Let $f:X\to \mathbb P^1_{\mathbb C}$ be a non-constant (i.e. surjective) morphism (of $\mathbb C$-varieties/schemes) from a smooth complex projective curve to the projective line. The degree of the morphism $f$ is defined "abstractly'' as the degree of the extension between the function fields: $$d=deg(f):=[\mathbb C (X): \mathbb C(\mathbb P^1)]=[\mathbb C (X): \mathbb C(t)]$$
Now lets embed $X$ is some $\mathbb P^N$ and try to "get our hands dirty'' with the morphism $f$. By looking in local coordinates and in a classical pre-Grothendieck setting one can see that $f$ is given by the datum of $2$-uples of homogeneous polynomials in $N$ variables and of the same degree: $$f\sim\{F_{0k},F_{1k}\}_k$$ satisfying certain (boring) glueing conditions.
I was wondering if the degree $d$ of the morphism $f$ is equal to the degree of the polinomials $F_{ij}$. Is it true?
I'm guided by the following example: $$\mathbb P^1\to\mathbb P^1$$ $$[1:t]\mapsto [1:t^n]$$ $$\infty\mapsto\infty$$ gives a morphism of degree $n$.

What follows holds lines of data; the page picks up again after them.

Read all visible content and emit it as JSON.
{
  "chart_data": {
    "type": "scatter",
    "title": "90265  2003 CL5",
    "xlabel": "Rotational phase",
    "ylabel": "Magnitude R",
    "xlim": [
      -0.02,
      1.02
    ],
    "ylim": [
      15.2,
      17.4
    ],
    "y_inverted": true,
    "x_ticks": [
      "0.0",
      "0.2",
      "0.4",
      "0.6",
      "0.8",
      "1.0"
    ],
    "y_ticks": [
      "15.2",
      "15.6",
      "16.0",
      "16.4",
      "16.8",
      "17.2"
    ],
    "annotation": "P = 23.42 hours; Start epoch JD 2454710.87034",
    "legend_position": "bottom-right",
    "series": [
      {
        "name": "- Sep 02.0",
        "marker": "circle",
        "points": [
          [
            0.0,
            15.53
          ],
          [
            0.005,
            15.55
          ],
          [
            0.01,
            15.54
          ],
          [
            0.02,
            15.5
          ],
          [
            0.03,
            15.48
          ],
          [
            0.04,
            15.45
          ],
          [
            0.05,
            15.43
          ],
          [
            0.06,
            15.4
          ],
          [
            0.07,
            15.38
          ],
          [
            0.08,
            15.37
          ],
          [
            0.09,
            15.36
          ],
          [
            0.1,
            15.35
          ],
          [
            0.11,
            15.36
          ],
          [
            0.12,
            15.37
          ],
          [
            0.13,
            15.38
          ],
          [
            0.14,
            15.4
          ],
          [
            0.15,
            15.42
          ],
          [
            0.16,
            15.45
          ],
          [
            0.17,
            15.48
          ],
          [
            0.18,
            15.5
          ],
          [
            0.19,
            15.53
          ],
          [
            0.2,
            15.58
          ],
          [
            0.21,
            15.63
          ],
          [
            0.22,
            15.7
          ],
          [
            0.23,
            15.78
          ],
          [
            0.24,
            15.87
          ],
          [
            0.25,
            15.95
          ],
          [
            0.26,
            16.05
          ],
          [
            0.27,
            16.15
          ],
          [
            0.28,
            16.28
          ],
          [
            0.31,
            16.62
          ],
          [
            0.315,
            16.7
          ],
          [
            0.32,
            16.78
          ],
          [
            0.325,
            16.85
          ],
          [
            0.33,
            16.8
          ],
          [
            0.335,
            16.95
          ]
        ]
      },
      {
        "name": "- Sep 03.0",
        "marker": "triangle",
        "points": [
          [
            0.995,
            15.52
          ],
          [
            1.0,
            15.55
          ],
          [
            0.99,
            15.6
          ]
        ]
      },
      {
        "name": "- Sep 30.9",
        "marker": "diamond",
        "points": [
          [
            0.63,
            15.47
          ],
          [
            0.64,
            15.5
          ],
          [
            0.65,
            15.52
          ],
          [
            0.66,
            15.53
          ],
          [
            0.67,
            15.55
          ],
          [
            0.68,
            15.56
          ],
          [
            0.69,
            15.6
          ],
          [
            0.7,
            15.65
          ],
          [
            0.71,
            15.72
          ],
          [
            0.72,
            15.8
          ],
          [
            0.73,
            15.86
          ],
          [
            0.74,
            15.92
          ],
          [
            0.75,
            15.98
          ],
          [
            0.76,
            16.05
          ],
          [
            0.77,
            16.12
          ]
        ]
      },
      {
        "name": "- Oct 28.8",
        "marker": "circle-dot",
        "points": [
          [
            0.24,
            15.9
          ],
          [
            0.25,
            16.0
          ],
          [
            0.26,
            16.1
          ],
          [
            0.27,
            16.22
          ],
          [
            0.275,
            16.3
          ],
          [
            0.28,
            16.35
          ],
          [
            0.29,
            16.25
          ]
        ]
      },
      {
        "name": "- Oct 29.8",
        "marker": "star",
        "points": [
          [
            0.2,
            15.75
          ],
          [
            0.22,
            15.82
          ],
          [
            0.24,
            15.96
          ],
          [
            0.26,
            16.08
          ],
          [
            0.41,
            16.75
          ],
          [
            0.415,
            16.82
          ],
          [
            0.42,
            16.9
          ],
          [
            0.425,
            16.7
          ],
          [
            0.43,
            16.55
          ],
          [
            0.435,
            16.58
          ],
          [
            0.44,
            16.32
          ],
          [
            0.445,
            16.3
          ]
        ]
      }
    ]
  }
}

I think the simplest counterexample is if you take $C$ to be the standard twisted cubic, viz. the image of the closed embedding $f\colon\mathbb{P}^1\to\mathbb{P}^3$ given by $[U:V] \mapsto [U^3:U^2V:UV^2:V^3]$ (if we call $[T:X:Y:Z]$ the coordinates on $\mathbb{P}^3$, it has equations $TY=X^2$, $XZ=Y^2$, $TZ=XY$, but no matter). This morphism is an isomorphism onto its image as is easy to see (e.g., its inverse $g_1\colon C\to\mathbb{P}^1$ is $[T:X:Y:Z]\mapsto[T:X]=[X:Y]=[Y:Z]$), but the morphism $g_2\colon [T:X:Y:Z]\mapsto[T:Y]=[X:Z]$ and the morphism $g_3\colon [T:X:Y:Z]\mapsto[T:Z]$ are of degrees respectively $2$ and $3$ as can be seen by composing on the right by $f$. In fact, $g_1,g_2,g_3$ are given by polynomials of the same degree, but the morphisms in question have three different degrees.